Peabody miró en torno, buscando inspiración. Alguna forma tenía que haber de vestir a Min para la presentación en público, que antes o después resultaría inevitable.
—¿Y si me diera usted medio bañador?
—¿Medio bañador? —preguntó la muchacha perpleja, pero sin perder la paciencia.
—Sí, La parte superior de uno de esos trajes de baño de dos piezas. He visto a niñas que los llevan.
—Comprenda usted que no podríamos venderle medio traje de baño, caballero...
—No, claro, claro. Yo pagaría el precio del bañador entero. ¿Me querría usted enseñar lo que tiene?
La chica retrocedió, y sin volver la espalda y sin quitar los ojos de encima de Peabody, demostró su expresión gran alivio cuando se abrió la puerta de la calle y entró otro comprador.
—Ahora mismo la atiendo a usted, señora —dijo a la recién llegada—. ¿Qué tamaño de trajes de baño, señor?
—Diez —dijo Peabody al azar.
Los trajes de baño infantiles también presentaban notorios inconvenientes.
—El tamaño está mejor —dijo Peabody—. Pero ¿no tienen una forma... algo extraña?
La muchacha se encerró en un silencio frío y digno.
—Bueno, supongo que no hay otra cosa —dijo Peabody, desesperado—. Me los llevaré todos. Puede usted quedarse con los..., ejem..., las secciones inferiores.
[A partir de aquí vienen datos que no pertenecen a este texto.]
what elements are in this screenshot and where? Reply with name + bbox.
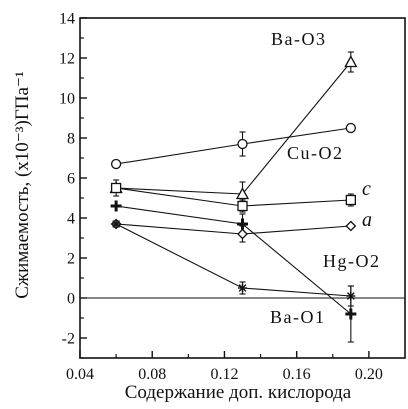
- series-label-cu-o2: Cu-O2: [287, 143, 344, 163]
- y-tick-label: 4: [67, 211, 75, 228]
- x-tick-label: 0.12: [210, 366, 238, 383]
- marker-square: [345, 194, 356, 206]
- x-tick-label: 0.16: [283, 366, 311, 383]
- marker-asterisk: [238, 283, 247, 293]
- plot-frame: [79, 17, 406, 359]
- marker-asterisk: [346, 291, 356, 301]
- series-label-a: a: [362, 209, 372, 231]
- x-tick-label: 0.20: [355, 366, 383, 383]
- x-tick-label: 0.04: [66, 366, 94, 383]
- y-tick-label: 8: [67, 131, 75, 148]
- y-tick-label: 10: [59, 91, 75, 108]
- marker-circle: [237, 138, 248, 150]
- series-label-hg-o2: Hg-O2: [323, 251, 381, 271]
- markers: [109, 55, 358, 320]
- x-axis-title: Содержание доп. кислорода: [125, 382, 352, 403]
- marker-diamond: [237, 228, 248, 240]
- series-label-ba-o1: Ba-O1: [270, 307, 326, 327]
- x-tick-label: 0.08: [138, 366, 166, 383]
- marker-asterisk-stroke: [346, 292, 355, 300]
- marker-cross: [345, 308, 357, 320]
- marker-cross: [237, 218, 248, 230]
- marker-asterisk: [111, 219, 121, 229]
- marker-triangle: [344, 55, 358, 68]
- y-tick-label: 2: [67, 251, 75, 268]
- y-axis-title: Сжимаемость, (x10⁻³)ГПа⁻¹: [12, 71, 33, 299]
- marker-triangle: [235, 187, 250, 200]
- y-tick-label: 6: [67, 171, 75, 188]
- marker-asterisk-stroke: [238, 284, 247, 292]
- series-label-c: c: [362, 178, 371, 200]
- series-label-ba-o3: Ba-O3: [271, 29, 327, 49]
- y-tick-label: -2: [62, 331, 75, 348]
- marker-cross: [110, 200, 122, 212]
- y-tick-label: 12: [59, 51, 75, 68]
- labels: Ba-O3 Cu-O2 ca Hg-O2 Ba-O1: [270, 29, 381, 327]
- marker-circle: [345, 122, 356, 134]
- plot-border: [79, 17, 406, 359]
- marker-square: [237, 200, 248, 212]
- y-tick-label: 0: [67, 291, 75, 308]
- marker-square: [110, 182, 122, 194]
- ticks: -2 0 2 4 6 8 10 12 14 0.04 0.08 0.12 0.16 0.20: [59, 11, 383, 384]
- marker-circle: [110, 158, 122, 170]
- marker-asterisk-stroke: [112, 220, 120, 228]
- y-tick-label: 14: [59, 11, 75, 28]
- marker-diamond: [345, 220, 357, 232]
En este momento, una voz rica y sonora dijo a su espalda:
—Reconozco, Arthur, que de todos los lugares de Santa Gilda, éste es el último en que me hubiera esperado encontrarme con usted. ¿Qué está usted haciendo aquí?
Peabody dió la vuelta y se encontró a menos de un pie de las pestañas de Cathy.
—¡Ah! ¡Hola! Estoy comprándole un regalo de cumpleaños a mi hija.
Mientras contestaba pensó con remordimiento en Priscilla, que ya medía cinco pies y siete pulgadas descalza.
—Claro, claro. Naturalmente, pudiera usted haber contestado que el asunto no me concierne. Pero es curioso: estaba pensando en usted, y, ¡cataplum!, ahí está usted. Porque me han dicho que ha pescado usted un manatí. Y tengo unas ganas terribles de verlo. Nunca he visto uno.